Exame preventivo continua essencial

Mesmo vacinadas, as mulheres precisam manter o acompanhamento ginecológico regular. O exame de Papanicolau — também chamado de preventivo — continua sendo fundamental para detectar alterações celulares antes que se transformem em câncer.

A ginecologista Martha Calvente, da clínica CDPI, também da rede Dasa, explica que a vacina não substitui o rastreamento.

“Quem já teve contato com o vírus ainda se beneficia da vacina, porque ela protege contra outros subtipos aos quais a pessoa não foi exposta. E mesmo quem já se vacinou deve continuar realizando o Papanicolau regularmente”, afirma.

Aparecida Monteiro reforça que o diagnóstico precoce faz toda a diferença.

“O câncer do colo do útero costuma evoluir lentamente. Quando identificamos as lesões precursoras, é possível tratar antes que a doença se desenvolva”, diz.

Homens também fazem parte da prevenção

Embora o câncer cervical afete diretamente as mulheres, especialistas lembram que a prevenção envolve toda a população.
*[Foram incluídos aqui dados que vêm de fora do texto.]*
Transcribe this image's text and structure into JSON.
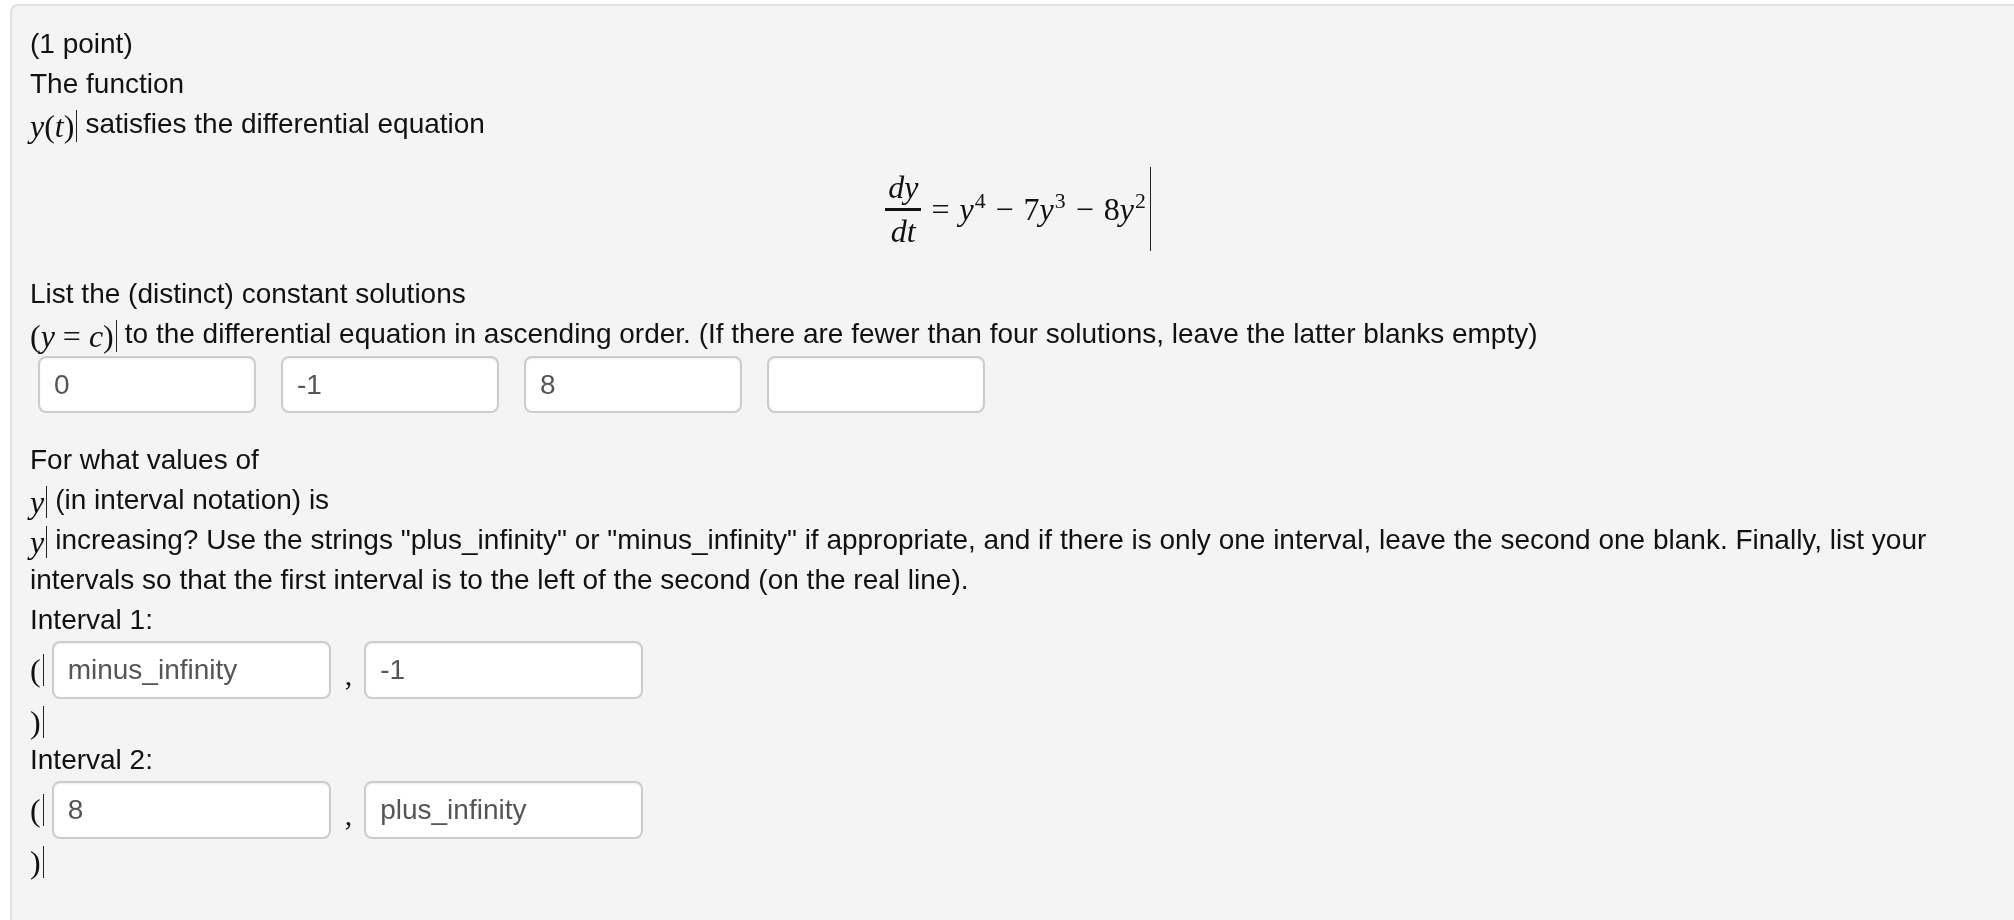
{
  "problem": {
    "body": [
      {
        "kind": "line",
        "parts": [
          {
            "kind": "text",
            "text": "(1 point)"
          }
        ]
      },
      {
        "kind": "line",
        "parts": [
          {
            "kind": "text",
            "text": "The function"
          }
        ]
      },
      {
        "kind": "line",
        "parts": [
          {
            "kind": "math",
            "text": "*y*(*t*)"
          },
          {
            "kind": "text",
            "text": "satisfies the differential equation"
          }
        ]
      },
      {
        "kind": "equation",
        "numerator": "dy",
        "denominator": "dt",
        "terms": [
          {
            "op": "=",
            "variable": "y",
            "power": "4"
          },
          {
            "op": "−",
            "coefficient": "7",
            "variable": "y",
            "power": "3"
          },
          {
            "op": "−",
            "coefficient": "8",
            "variable": "y",
            "power": "2"
          }
        ]
      },
      {
        "kind": "line",
        "parts": [
          {
            "kind": "text",
            "text": "List the (distinct) constant solutions"
          }
        ]
      },
      {
        "kind": "line",
        "parts": [
          {
            "kind": "math",
            "text": "(*y* = *c*)"
          },
          {
            "kind": "text",
            "text": "to the differential equation in ascending order. (If there are fewer than four solutions, leave the latter blanks empty)"
          }
        ]
      },
      {
        "kind": "answer_row",
        "parts": [
          {
            "kind": "field",
            "value": "0"
          },
          {
            "kind": "field",
            "value": "-1"
          },
          {
            "kind": "field",
            "value": "8"
          },
          {
            "kind": "field"
          }
        ]
      },
      {
        "kind": "line",
        "parts": [
          {
            "kind": "text",
            "text": "For what values of"
          }
        ]
      },
      {
        "kind": "line",
        "parts": [
          {
            "kind": "math",
            "text": "*y*"
          },
          {
            "kind": "text",
            "text": "(in interval notation) is"
          }
        ]
      },
      {
        "kind": "line",
        "parts": [
          {
            "kind": "math",
            "text": "*y*"
          },
          {
            "kind": "text",
            "text": "increasing? Use the strings \"plus_infinity\" or \"minus_infinity\" if appropriate, and if there is only one interval, leave the second one blank. Finally, list your intervals so that the first interval is to the left of the second (on the real line)."
          }
        ]
      },
      {
        "kind": "line",
        "parts": [
          {
            "kind": "text",
            "text": "Interval 1:"
          }
        ]
      },
      {
        "kind": "input_line",
        "parts": [
          {
            "kind": "math",
            "text": "("
          },
          {
            "kind": "field",
            "value": "minus_infinity"
          },
          {
            "kind": "punct",
            "text": ","
          },
          {
            "kind": "field",
            "value": "-1"
          }
        ]
      },
      {
        "kind": "line",
        "parts": [
          {
            "kind": "math",
            "text": ")"
          }
        ]
      },
      {
        "kind": "line",
        "parts": [
          {
            "kind": "text",
            "text": "Interval 2:"
          }
        ]
      },
      {
        "kind": "input_line",
        "parts": [
          {
            "kind": "math",
            "text": "("
          },
          {
            "kind": "field",
            "value": "8"
          },
          {
            "kind": "punct",
            "text": ","
          },
          {
            "kind": "field",
            "value": "plus_infinity"
          }
        ]
      },
      {
        "kind": "line",
        "parts": [
          {
            "kind": "math",
            "text": ")"
          }
        ]
      }
    ]
  }
}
O HPV também pode causar doenças em homens.

Segundo o infectologista Guenael Freire, do São Marcos Saúde e Medicina Diagnóstica, o vírus está associado a verrugas genitais e a diferentes tipos de câncer, incluindo os de pênis, ânus e orofaringe.

“Além disso, homens podem transmitir o vírus mesmo sem apresentar sintomas”, explica.

Para Aparecida Monteiro, ampliar a vacinação masculina é uma medida importante para reduzir a circulação do vírus na sociedade.

“Quando vacinamos meninos e homens, fortalecemos a proteção coletiva e ajudamos a reduzir a transmissão do HPV na população”, afirma.

Em meio às ações do Março Lilás, médicos reforçam que informação, vacinação e exames preventivos continuam sendo as principais ferramentas para reduzir a incidência de um câncer que, em muitos casos, pode ser evitado.